La seconda sequenza è in realtà una serie di sequenze sul
matrimonio: il matrimonio imposto dal Potere a un ragazzo e una ragazza,
costretti poi a denudarsi e a "consumare" le nozze davanti ai
signori, sul pavimento; il matrimonio grottesco di tre dei signori (il Duca, il
Presidente, l'Eccellenza) travestiti da donna con tre dei ragazzi, nozze
officiate dal Monsignore, naturalmente. Il matrimonio come contratto imposto e
convenzione consunta, per ubbidire al potere e alle sue convenzioni; il
matrimonio come struttura sociale parte integrante del sistema consumistico,
svuotato da qualsiasi segno e simbolo d'amore.
Un film duro, senza speranza, dal finale apparentemente leggero: due giovani collaborazionisti
cercano sulla radio le note del pezzo che accompagna tutta la vicenda in vari
tratti di stacco dalla violenza; si tratta del brano di Morricone "Son
tanto triste", un valzer leggero e melodico, come una carezza di sollievo
nella violenza brutale del film.
Ebbene, quella conclusiva è una scena chiave per
l'interpretazione del film: mentre i due ragazzi ballano fra loro uno chiede
all'altro: "Come si chiama la tua fidanzata?" Margherita, risponde
l'altro.
Conoscendo la poetica di Pasolini, non può essere un nome attribuito
casualmente. E allora come non pensare alla Margherita fidanzata di Faust, un
tale che aveva venduto l'anima al diavolo, come ha fatto il ragazzo
collaborazionista con la ferocia del potere assoluto?
Condanna etica doppia, quindi da parte del regista.

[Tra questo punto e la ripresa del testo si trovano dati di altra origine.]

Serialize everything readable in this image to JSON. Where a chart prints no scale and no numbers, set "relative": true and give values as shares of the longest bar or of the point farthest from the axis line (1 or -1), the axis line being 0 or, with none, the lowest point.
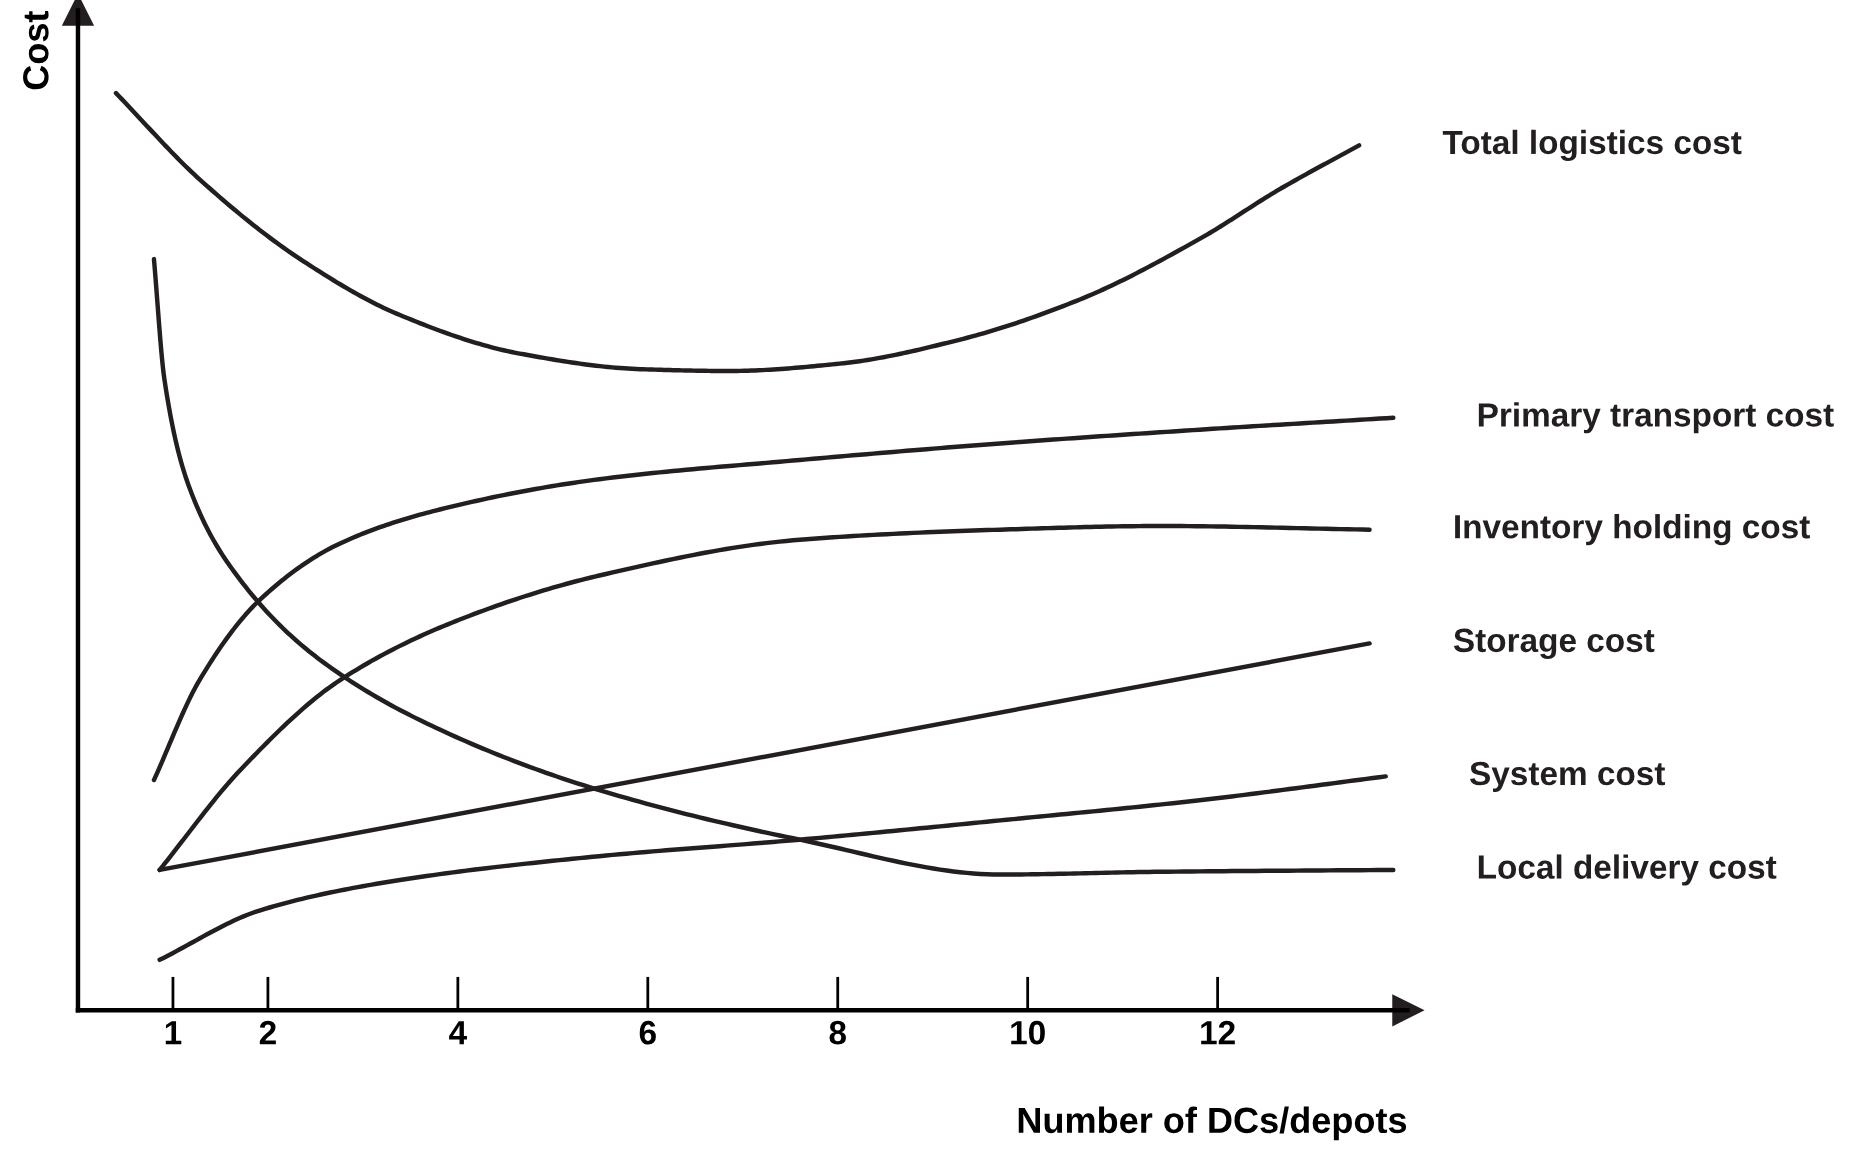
{
  "chart_data": {
    "type": "line",
    "relative": true,
    "xlabel": "Number of DCs/depots",
    "ylabel": "Cost",
    "xlim": [
      0,
      14
    ],
    "xticks": [
      1,
      2,
      4,
      6,
      8,
      10,
      12
    ],
    "tick_labels": "x",
    "grid": false,
    "legend": false,
    "marker": "none",
    "line_style": "solid",
    "series": [
      {
        "name": "Total logistics cost",
        "color": "#231f20",
        "x": [
          0.4,
          1.28,
          2.34,
          3.39,
          4.65,
          5.92,
          6.86,
          8.02,
          9.28,
          10.55,
          11.81,
          12.65,
          13.49
        ],
        "values": [
          1.0,
          0.906,
          0.819,
          0.758,
          0.716,
          0.699,
          0.697,
          0.705,
          0.731,
          0.775,
          0.841,
          0.895,
          0.943
        ]
      },
      {
        "name": "Primary transport cost",
        "color": "#231f20",
        "x": [
          0.8,
          1.28,
          1.92,
          2.76,
          3.81,
          5.49,
          7.6,
          9.71,
          11.81,
          13.85
        ],
        "values": [
          0.251,
          0.36,
          0.448,
          0.509,
          0.546,
          0.579,
          0.6,
          0.618,
          0.633,
          0.646
        ]
      },
      {
        "name": "Inventory holding cost",
        "color": "#231f20",
        "x": [
          0.86,
          1.71,
          2.76,
          4.02,
          5.49,
          7.6,
          9.71,
          11.39,
          13.6
        ],
        "values": [
          0.153,
          0.262,
          0.36,
          0.426,
          0.474,
          0.513,
          0.524,
          0.528,
          0.524
        ]
      },
      {
        "name": "Storage cost",
        "color": "#231f20",
        "x": [
          0.86,
          13.6
        ],
        "values": [
          0.153,
          0.4
        ]
      },
      {
        "name": "System cost",
        "color": "#231f20",
        "x": [
          0.86,
          1.92,
          3.39,
          5.49,
          7.6,
          9.71,
          11.81,
          13.77
        ],
        "values": [
          0.055,
          0.109,
          0.142,
          0.168,
          0.186,
          0.207,
          0.229,
          0.255
        ]
      },
      {
        "name": "Local delivery cost",
        "color": "#231f20",
        "x": [
          0.8,
          0.91,
          1.18,
          1.71,
          2.55,
          3.81,
          5.49,
          7.6,
          9.71,
          11.39,
          13.85
        ],
        "values": [
          0.819,
          0.688,
          0.568,
          0.469,
          0.382,
          0.306,
          0.24,
          0.186,
          0.148,
          0.151,
          0.153
        ]
      }
    ]
  }
}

Ma Margherita è anche colei che può riscattare la dignità
umana di Faust. E allora il messaggio non è alternativo, ma duplice: da un lato
la condanna di chi vende la propria anima al diavolo e che non può ricevere che
il muto e rassegnato disprezzo dell'Autore; dall'altro, il poeta sembra dirci:
solo nell'amore può esistere un riscatto.
Riscatto dalla violenza del potere, ma anche dalla
pusillanimità di coloro che accettano la mercificazione degli altri, pur di
slavare la pelle, senza capire che questo significa anche accettare la propria
mercificazione. In un mondo totalmente alienato dal consumismo, che ha ridotto
i corpi e le anime a merce.
Quando entri in un supermercato, se ti va bene puoi giusto
scegliere la marca, è questa la libertà che ci è rimasta, ci dice Pasolini in
quest'ultimo elevatissimo e potentissimo urlo di dolore.